How would mountains and hills have to be made-up in order to impede tunneling them WHILE still allowing them to be mined out?
In my con-world I went lengths to introduce a plausible lighter-than-air element and did rather large amounts of thinking about landmasses in order to promote the development of airship technology over that of land-based technology.
This question is about the geological characteristics of most of the mountain ranges and rock in general in this world. Their mix/composition of rock, sand, dirt, etc.
How would mountains and hills have to be made-up in order to impede tunneling them WHILE still allowing them to be mined out?
By tunneling I mean digging tunnels to be used by trains and land-based-traffic to pass under a mountain rather than having to go up and down again.

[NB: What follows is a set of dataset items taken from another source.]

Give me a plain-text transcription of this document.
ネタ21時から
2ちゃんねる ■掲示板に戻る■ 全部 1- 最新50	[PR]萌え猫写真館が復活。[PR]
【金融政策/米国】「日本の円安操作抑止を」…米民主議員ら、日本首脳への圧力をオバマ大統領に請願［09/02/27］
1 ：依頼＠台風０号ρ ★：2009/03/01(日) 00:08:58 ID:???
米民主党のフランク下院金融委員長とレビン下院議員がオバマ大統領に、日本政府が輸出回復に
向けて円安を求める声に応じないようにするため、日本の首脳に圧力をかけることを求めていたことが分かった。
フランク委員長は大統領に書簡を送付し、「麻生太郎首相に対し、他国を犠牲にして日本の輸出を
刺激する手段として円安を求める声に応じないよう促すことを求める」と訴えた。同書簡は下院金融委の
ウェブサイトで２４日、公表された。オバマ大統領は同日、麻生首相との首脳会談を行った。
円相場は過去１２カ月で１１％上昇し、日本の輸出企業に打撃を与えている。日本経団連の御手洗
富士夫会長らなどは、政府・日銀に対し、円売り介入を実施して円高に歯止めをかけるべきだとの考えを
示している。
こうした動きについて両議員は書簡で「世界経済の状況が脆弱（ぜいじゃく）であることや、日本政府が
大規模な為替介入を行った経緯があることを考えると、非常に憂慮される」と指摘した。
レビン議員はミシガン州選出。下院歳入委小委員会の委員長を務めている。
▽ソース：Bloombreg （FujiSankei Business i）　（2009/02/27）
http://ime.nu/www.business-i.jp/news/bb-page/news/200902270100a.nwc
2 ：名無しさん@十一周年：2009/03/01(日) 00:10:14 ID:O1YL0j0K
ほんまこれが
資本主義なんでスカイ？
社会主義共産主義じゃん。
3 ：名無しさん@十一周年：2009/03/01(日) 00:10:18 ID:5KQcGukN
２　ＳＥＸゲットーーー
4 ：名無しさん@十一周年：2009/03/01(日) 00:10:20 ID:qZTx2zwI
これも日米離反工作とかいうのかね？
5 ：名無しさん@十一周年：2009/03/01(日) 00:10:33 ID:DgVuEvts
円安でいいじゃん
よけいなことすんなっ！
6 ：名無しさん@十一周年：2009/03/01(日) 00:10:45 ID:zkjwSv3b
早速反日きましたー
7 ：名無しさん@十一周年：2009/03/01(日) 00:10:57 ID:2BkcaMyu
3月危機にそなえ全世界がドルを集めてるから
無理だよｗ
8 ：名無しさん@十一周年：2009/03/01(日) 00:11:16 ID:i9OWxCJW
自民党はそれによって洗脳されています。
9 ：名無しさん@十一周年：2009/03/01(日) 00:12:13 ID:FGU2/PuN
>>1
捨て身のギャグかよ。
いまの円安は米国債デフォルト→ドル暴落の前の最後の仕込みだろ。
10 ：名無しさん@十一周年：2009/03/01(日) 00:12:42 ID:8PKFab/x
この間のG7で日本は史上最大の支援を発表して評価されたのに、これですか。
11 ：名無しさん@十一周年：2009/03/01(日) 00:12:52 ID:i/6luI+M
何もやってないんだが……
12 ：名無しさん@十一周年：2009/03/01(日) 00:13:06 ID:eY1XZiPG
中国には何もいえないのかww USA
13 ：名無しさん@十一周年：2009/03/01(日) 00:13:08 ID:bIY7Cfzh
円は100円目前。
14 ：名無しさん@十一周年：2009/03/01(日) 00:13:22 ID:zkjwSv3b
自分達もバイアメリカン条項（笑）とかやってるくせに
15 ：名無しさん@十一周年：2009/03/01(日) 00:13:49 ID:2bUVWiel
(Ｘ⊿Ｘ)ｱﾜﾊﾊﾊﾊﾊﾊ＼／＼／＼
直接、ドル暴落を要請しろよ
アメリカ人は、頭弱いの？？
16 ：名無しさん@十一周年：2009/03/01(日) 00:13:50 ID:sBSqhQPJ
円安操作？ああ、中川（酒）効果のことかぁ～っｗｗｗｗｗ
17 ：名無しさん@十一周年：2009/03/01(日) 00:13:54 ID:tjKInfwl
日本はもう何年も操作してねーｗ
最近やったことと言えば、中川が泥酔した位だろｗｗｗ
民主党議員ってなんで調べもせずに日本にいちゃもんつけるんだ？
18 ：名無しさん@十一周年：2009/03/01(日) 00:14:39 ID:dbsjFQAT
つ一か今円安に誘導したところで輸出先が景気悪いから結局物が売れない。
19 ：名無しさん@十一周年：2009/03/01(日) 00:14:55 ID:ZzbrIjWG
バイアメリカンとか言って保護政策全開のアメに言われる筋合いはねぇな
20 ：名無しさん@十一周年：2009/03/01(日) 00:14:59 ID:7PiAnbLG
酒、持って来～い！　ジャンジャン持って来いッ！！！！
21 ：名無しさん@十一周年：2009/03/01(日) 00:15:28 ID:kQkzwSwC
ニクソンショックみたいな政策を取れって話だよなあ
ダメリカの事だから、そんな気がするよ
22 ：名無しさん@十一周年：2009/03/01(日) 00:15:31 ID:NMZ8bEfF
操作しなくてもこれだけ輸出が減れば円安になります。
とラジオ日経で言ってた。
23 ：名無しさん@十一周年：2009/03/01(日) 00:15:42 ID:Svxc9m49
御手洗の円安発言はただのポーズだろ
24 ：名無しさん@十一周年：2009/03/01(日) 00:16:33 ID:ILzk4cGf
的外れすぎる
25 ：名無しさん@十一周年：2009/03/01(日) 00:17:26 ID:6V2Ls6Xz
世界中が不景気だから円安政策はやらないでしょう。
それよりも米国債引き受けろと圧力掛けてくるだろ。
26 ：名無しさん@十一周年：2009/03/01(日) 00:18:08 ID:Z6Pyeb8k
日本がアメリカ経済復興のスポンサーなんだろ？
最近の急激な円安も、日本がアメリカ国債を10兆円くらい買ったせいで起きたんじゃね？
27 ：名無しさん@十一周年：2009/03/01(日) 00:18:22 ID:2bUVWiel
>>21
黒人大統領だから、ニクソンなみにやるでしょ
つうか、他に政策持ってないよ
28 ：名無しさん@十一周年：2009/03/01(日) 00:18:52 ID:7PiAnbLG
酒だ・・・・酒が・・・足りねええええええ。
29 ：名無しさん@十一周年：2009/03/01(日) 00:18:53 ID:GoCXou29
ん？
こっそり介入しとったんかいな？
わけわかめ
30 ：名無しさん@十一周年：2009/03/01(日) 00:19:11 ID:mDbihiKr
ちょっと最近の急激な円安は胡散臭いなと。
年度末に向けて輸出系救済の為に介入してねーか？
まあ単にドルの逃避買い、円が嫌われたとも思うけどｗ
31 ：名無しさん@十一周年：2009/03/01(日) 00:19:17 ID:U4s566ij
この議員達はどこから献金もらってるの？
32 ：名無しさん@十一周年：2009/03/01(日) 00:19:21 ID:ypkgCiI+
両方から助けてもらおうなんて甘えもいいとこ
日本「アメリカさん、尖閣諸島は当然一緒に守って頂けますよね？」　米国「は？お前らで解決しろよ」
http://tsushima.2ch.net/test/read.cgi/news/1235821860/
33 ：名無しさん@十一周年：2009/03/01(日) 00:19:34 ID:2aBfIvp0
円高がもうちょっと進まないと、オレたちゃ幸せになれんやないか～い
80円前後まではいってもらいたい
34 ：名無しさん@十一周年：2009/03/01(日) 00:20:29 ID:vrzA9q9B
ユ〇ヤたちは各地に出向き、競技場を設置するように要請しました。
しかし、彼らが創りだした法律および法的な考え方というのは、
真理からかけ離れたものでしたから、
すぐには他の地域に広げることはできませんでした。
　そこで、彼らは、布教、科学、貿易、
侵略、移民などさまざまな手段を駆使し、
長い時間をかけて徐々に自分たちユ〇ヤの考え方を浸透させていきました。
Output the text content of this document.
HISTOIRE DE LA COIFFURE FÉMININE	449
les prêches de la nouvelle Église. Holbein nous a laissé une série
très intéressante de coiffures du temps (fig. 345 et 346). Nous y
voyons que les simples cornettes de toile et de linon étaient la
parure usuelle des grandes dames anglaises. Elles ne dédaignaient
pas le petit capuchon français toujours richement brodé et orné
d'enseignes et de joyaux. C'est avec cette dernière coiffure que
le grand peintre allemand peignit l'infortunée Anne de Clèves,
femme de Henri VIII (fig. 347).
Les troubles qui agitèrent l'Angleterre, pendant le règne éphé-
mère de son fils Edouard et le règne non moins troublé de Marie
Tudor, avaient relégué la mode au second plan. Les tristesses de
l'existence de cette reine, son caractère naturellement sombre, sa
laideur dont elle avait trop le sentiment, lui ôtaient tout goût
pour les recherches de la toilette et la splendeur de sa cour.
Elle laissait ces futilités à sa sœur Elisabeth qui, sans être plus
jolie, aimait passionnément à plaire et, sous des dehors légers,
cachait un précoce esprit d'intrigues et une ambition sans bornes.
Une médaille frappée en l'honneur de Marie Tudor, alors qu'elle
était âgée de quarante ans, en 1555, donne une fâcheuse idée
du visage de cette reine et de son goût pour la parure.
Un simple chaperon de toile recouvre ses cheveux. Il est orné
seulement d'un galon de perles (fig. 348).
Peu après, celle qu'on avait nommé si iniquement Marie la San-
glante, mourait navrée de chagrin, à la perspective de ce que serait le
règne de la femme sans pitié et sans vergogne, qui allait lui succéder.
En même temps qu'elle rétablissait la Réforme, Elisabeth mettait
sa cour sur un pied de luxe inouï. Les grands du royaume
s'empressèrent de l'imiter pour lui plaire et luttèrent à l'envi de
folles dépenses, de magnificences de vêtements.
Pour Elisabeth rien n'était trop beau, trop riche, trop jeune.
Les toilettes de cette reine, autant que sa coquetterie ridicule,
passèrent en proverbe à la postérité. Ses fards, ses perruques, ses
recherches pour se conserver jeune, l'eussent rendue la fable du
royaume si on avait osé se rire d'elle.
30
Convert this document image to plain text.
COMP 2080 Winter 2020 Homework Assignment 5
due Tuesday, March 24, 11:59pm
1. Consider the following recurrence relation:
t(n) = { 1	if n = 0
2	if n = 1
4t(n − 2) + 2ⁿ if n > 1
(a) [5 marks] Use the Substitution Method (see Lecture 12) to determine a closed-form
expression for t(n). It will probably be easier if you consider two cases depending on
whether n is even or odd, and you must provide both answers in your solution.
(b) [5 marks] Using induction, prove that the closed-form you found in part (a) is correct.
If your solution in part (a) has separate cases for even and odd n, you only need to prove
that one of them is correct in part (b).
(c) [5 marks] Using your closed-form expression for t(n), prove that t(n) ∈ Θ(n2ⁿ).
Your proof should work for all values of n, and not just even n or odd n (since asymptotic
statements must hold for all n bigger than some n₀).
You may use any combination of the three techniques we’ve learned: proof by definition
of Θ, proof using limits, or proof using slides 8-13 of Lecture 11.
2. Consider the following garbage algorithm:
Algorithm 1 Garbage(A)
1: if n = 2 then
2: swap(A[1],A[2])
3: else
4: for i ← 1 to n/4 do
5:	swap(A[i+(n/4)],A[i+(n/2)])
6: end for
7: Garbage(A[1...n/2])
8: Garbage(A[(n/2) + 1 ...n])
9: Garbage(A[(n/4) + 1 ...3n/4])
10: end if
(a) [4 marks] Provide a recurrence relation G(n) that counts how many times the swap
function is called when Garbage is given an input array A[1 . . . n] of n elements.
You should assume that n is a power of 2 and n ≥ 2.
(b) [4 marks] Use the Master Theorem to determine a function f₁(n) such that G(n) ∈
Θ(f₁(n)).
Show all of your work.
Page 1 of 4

By mining out I mean that they contain an abundance of useful minerals and ores that will be mined and make up one of the pillars of industry and society.
This post was sourced from https://worldbuilding.stackexchange.com/q/41841. It is licensed under CC BY-SA 3.0.
1 answer
Well, think about the direction in which each of these operations needs to go.
Tunnels go horizontally across the mountain. Mines go more diagonally downwards, or even straight down in some cases.
So, if you make the middle of your mountain out of much denser, more solid rock that is really difficult for tunnelling, but add a layer of softer rock underneath that, then you can mine downwards to get the precious metals out, but you can't tunnel through.